The finding on retaliation was one of the most striking of the broad-ranging report, shared with The Associated Press ahead of its release Thursday. It also found that workplace harassment severely impacted workers’ economic, physical and mental health, and that often, people were subjected to more than one form of workplace harassment — both sexual and racial, for example.
The study was conducted by the National Women’s Law Center, which houses and administers the Time’s Up Legal Defense Fund, launched in early 2018 to help workers who otherwise wouldn’t be able to afford to take their complaints of sexual misconduct to court. It connects them with legal assistance and in some cases helps defray costs.
The number of people reporting retaliation was “shocking,” said Sharyn Tejani, director of the fund.
“Retaliation takes all different forms,” she said. “Losing your job, losing shifts, losing pay — or if you’ve already lost your job, you can’t find another job in that industry.”
On top of that, Tejani noted, is the further complication of the coronavirus pandemic. “So now you have a situation where there’s incredibly high unemployment, some jobs are going away and never coming back, and so for all the reasons that people are afraid of reporting and afraid of being retaliated against, COVID-19, like it does with so many things, makes it so much worse and so much more problematic.”
Tejani said the study was conducted nearly three years into the fund’s operations “to see if the trends we were noticing were really going on, and also because we know that secrecy helps sexual harassment flourish. The more we can talk about it, (we can) let people know, ‘You are not alone, this isn’t anything that you did, this is about how workplaces are and how they shouldn’t be.’”

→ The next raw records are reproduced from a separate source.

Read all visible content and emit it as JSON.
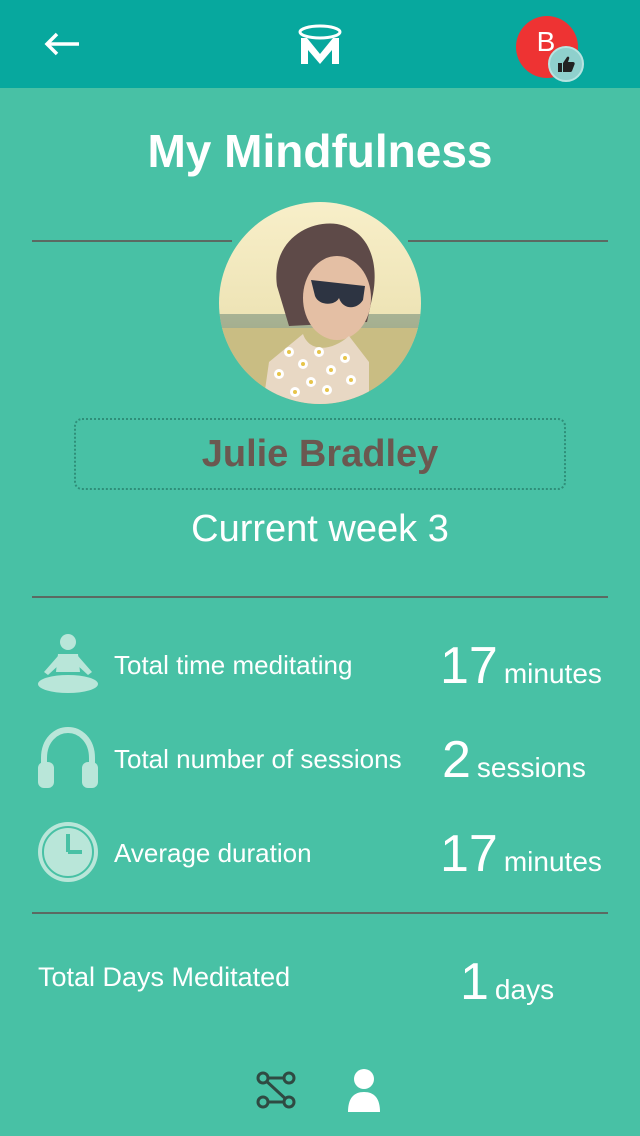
{
  "header": {
    "back_icon": "arrow-left-icon",
    "logo_icon": "m-halo-logo",
    "user_initial": "B",
    "user_badge_icon": "thumbs-up-icon",
    "badge_color": "#ee3333"
  },
  "page": {
    "title": "My Mindfulness",
    "user_name": "Julie Bradley",
    "current_week": "Current week 3"
  },
  "stats": [
    {
      "icon": "meditation-pose-icon",
      "label": "Total time meditating",
      "value": "17",
      "unit": "minutes"
    },
    {
      "icon": "headphones-icon",
      "label": "Total number of sessions",
      "value": "2",
      "unit": "sessions"
    },
    {
      "icon": "clock-icon",
      "label": "Average duration",
      "value": "17",
      "unit": "minutes"
    }
  ],
  "total_days": {
    "label": "Total Days Meditated",
    "value": "1",
    "unit": "days"
  },
  "bottom_nav": [
    {
      "icon": "network-nodes-icon"
    },
    {
      "icon": "person-icon"
    }
  ],
  "colors": {
    "background": "#48c1a5",
    "header": "#07a89e",
    "icon_tint": "#b9e6d9",
    "name_text": "#6b5850"
  }
}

The report found that power dynamics remain a strong factor fueling sexual harassment. More than half, 56%, of workers who identified their harasser in their online requests said it was someone they reported to.
And often, harassers were not held accountable; nearly two in five people, 37%, said nothing happened to the perpetrator.
Tejani said that here, too, the pandemic has exacerbated an already difficult situation.
“When you have a huge power differential there is more likely to be harassment,” Tejani said. “Because of all the economic stressors, COVID-19 increases the power a supervisor can have, because people are so much closer to the edge, and much more willing to put up with things in order to keep a job.”
Fatima Goss Graves, president and CEO of the law center and co-founder of the fund, said the scenarios outlined in the report should sound “an alarm to legislators and policymakers: Until harassers are held accountable, workplaces will remain unsafe for everyone.”
In a statement, she said the findings “reveal the courage it takes for people to come forward and report the harassment and abuse they’re experiencing in the workplace.”
Among the findings:
— Of those who experienced retaliation, 36% said they were fired, and 19% said they’d experienced poor performance evaluations, or were otherwise treated poorly at work.
— Most people reported harassment to their employer, 64%, rather than a government agency, court or law enforcement.
— Nearly a third (29%) of those who reported harassment said nothing was ever done about it.
— Nearly one in five people (19%) said the harassment had a damaging impact on their mental health.
Tina Tchen, president and CEO of the Time’s Up Foundation, noted a positive sign in the findings, which is that more survivors are coming forward.
“While it’s outrageous that sexual harassment and assault at work remain so prevalent, it’s inspiring to see so many survivors rise up to fight back,” Tchen said. “If one thing’s clear, it’s that we’re never going back to the days where sexual harassment will remain hidden in the shadows — and that’s a good thing.”
A landmark 2016 report on sexual harassment by the Equal Employment Opportunity Commission said roughly three out of four people who experienced harassment never reported it “because they fear disbelief of their claim, inaction on their claim, blame, or social or professional retaliation.”